Thu, Mar 29, 2001 - Page 1 News List

Graft costs Manila at least US$406 million annually

REUTERS , MANILA

The Philippine government is losing up to 20 billion pesos (US$406 million) to corruption every year, not including commissions and kickbacks from state infrastructure contracts, a senior official said yesterday.

Budget Secretary Emilia Boncodin, citing studies of the problem, said the government was "losing 20 billion pesos every year to corruption from procurement."

"This does not include possible leakages in government contracts awarded to the private sector," she said. Some experts said the estimate was too low.

"If we include the corruption on the local government level ... the amount could be so much more," University of the Philippines professor Amado Mendoza said.

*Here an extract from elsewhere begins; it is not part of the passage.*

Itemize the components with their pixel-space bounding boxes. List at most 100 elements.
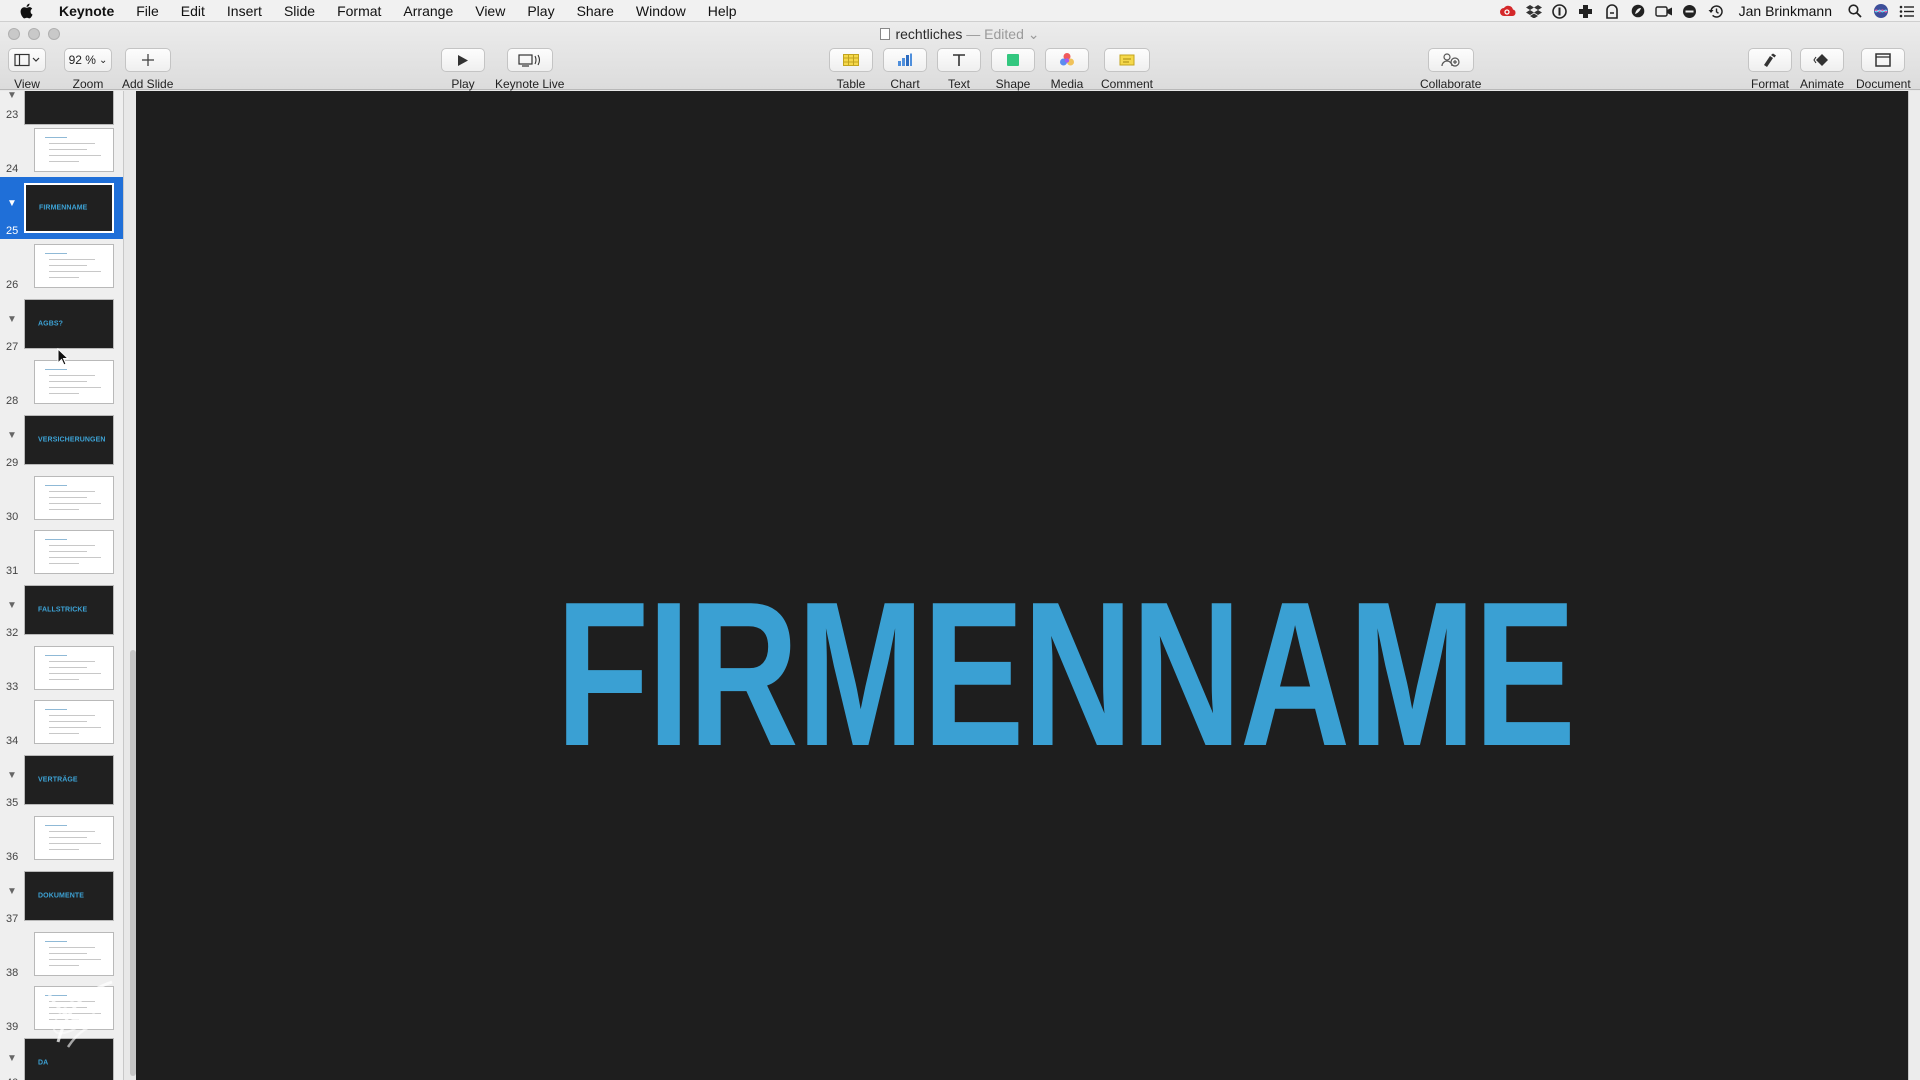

Mendoza and other professors at the university's School of Economics were speaking about research conducted for an upcoming book, Political Economy of Corruption: Studies in Transparent and Accountable Governance. Studies showed that corruption in the Philippines was "a political, not a bureaucratic phenomenon", said one of the book's co-authors, Emmanuel de Dios.

Mendoza said the huge amounts of money needed to win elections in the Philippines induced corruption.

Other co-authors Marie Antoinette Virtucio and Melchor Lalunio said in a paper the government of ousted president Joseph Estrada had set up "an established government system for concession and privatization that was vulnerable to corruption."

"At the center of various issues of corruption during the Estrada administration was the purported existence of a `nocturnal Cabinet' or `court' composed of relatives and close, personal friends of the deposed president," they said.

"As it is, there is also no sign that the new political leadership will change this course [of privatization]," the authors said.